Serão daquelas recordações, que dificilmente esquecerei: depois de viver o Carnaval de 1989 no Rio de Janeiro, passei as semanas seguintes a percorrer diversos portos da Argentina e do Chile. E a alegria colorida da Avenida Rio Branco deu lugar à soturnidade triste das ruas de Buenos Aires ou de Valparaíso.
Na capital argentina, o paquete «Funchal», de que era um dos tripulantes, ficou atracado num cais, que nas idas para o centro da cidade nos obrigava a passar defronte da sinistra Escola dos Mecânicos da Armada, onde sabíamos terem sido torturados e assassinados tantos opositores políticos.

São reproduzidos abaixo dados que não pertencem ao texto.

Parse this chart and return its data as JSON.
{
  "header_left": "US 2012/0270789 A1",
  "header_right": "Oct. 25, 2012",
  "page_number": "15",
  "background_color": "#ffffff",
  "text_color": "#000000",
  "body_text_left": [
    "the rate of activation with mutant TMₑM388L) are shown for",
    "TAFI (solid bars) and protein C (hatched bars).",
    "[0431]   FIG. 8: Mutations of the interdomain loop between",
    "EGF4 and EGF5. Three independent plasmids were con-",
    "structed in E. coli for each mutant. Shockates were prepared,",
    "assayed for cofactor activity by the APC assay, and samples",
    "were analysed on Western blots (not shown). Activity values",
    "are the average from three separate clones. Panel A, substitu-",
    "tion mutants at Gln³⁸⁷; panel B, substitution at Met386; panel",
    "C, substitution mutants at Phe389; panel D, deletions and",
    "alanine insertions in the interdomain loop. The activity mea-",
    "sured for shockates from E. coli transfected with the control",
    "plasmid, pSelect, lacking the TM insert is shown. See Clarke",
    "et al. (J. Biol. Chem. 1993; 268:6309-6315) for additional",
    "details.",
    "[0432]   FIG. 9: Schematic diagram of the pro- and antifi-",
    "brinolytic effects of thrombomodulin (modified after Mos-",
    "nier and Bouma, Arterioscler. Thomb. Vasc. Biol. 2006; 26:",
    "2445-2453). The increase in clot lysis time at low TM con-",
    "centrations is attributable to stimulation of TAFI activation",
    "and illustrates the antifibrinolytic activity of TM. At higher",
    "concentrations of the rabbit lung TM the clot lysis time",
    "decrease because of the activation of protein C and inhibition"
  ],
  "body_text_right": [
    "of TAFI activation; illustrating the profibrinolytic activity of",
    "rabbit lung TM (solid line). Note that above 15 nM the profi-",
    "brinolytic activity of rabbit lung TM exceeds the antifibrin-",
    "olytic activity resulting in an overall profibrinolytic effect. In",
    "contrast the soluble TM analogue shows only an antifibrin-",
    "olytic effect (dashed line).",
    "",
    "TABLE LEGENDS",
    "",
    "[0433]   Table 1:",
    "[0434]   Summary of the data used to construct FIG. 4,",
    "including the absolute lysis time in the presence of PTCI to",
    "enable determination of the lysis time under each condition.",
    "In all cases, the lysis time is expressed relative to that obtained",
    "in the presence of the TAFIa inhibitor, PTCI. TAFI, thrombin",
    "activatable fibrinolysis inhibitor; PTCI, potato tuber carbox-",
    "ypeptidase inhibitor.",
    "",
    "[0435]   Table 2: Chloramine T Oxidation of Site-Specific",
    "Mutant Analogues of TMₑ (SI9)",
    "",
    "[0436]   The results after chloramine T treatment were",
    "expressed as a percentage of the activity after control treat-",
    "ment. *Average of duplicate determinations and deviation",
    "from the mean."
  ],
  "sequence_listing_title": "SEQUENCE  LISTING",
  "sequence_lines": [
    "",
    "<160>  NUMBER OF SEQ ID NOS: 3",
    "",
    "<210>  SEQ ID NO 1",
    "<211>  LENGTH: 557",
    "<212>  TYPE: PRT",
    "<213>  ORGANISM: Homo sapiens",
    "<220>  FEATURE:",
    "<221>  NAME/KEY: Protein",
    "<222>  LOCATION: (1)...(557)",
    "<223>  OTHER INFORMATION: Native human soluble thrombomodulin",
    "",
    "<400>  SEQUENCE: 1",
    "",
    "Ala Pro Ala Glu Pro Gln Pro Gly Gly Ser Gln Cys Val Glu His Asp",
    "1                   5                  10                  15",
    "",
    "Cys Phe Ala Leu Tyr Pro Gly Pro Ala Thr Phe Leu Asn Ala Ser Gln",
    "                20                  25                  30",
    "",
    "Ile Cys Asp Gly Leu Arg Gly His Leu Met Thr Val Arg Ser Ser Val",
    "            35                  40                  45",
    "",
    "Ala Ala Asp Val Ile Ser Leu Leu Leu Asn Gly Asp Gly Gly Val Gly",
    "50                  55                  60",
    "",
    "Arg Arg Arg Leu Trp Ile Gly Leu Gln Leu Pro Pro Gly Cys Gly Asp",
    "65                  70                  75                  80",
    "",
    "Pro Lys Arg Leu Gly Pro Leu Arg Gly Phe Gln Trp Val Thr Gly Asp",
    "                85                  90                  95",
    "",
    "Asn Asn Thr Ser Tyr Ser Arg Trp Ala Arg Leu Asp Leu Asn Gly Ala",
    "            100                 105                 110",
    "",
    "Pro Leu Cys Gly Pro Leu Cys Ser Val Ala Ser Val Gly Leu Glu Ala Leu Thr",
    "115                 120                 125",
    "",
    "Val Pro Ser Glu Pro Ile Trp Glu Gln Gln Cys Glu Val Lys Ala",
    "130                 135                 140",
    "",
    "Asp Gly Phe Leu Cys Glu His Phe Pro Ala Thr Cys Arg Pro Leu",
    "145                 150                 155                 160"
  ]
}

Teoricamente a ditadura dos generais já terminara com o desastre da guerra das Malvinas, mas o governo democrático de Alfonsin estava amarrado à legislação com que eles se tinham precavido antes de entregarem o poder aos civis.
Nessa passagem defronte dos altos muros das instalações militares, éramos obrigados a caminhar tão lestamente quanto possível. Assim no-lo obrigavam os cartazes e os sentinelas atentos a qualquer atitude audaz contra o que ali acontecera. Era o tempo em que os militares ainda julgavam poder escapar impunes aos seus crimes.
Dias depois, no maior porto chileno, era também notório o frágil equilíbrio entre a ditadura ainda vigente e a democracia já prometida com a vitória no plebiscito sobre a continuidade ou não de Pinochet no poder.
Na zona baixa da cidade - a mais moderna e abastada - estacionavam militares em muitas das suas esquinas. Também eles julgavam possível travar a dinâmica histórica, que os haveria de os desmascarar como os criminosos, que realmente eram.
Para honrar os muitos milhares de mortos, desaparecidos e torturados, bem como as famílias, que nunca desistiram de lhes fazer justiça, o fotógrafo João Pina acaba de publicar um álbum notável, que incide sobre toda a Operação Condor. Coordenada pala CIA, ela visava conjugar os esforços de todos os organismos repressivos das várias ditaduras latino-americanas para eliminarem os opositores comunistas.
João Pina retrata os espaços onde os crimes foram perpetrados e os velhos carrascos, agora suficientemente conscientes dos seus crimes para esconderem os rostos às câmaras. Para que não sejam esquecidos alguns dos mais bárbaros crimes do século XX!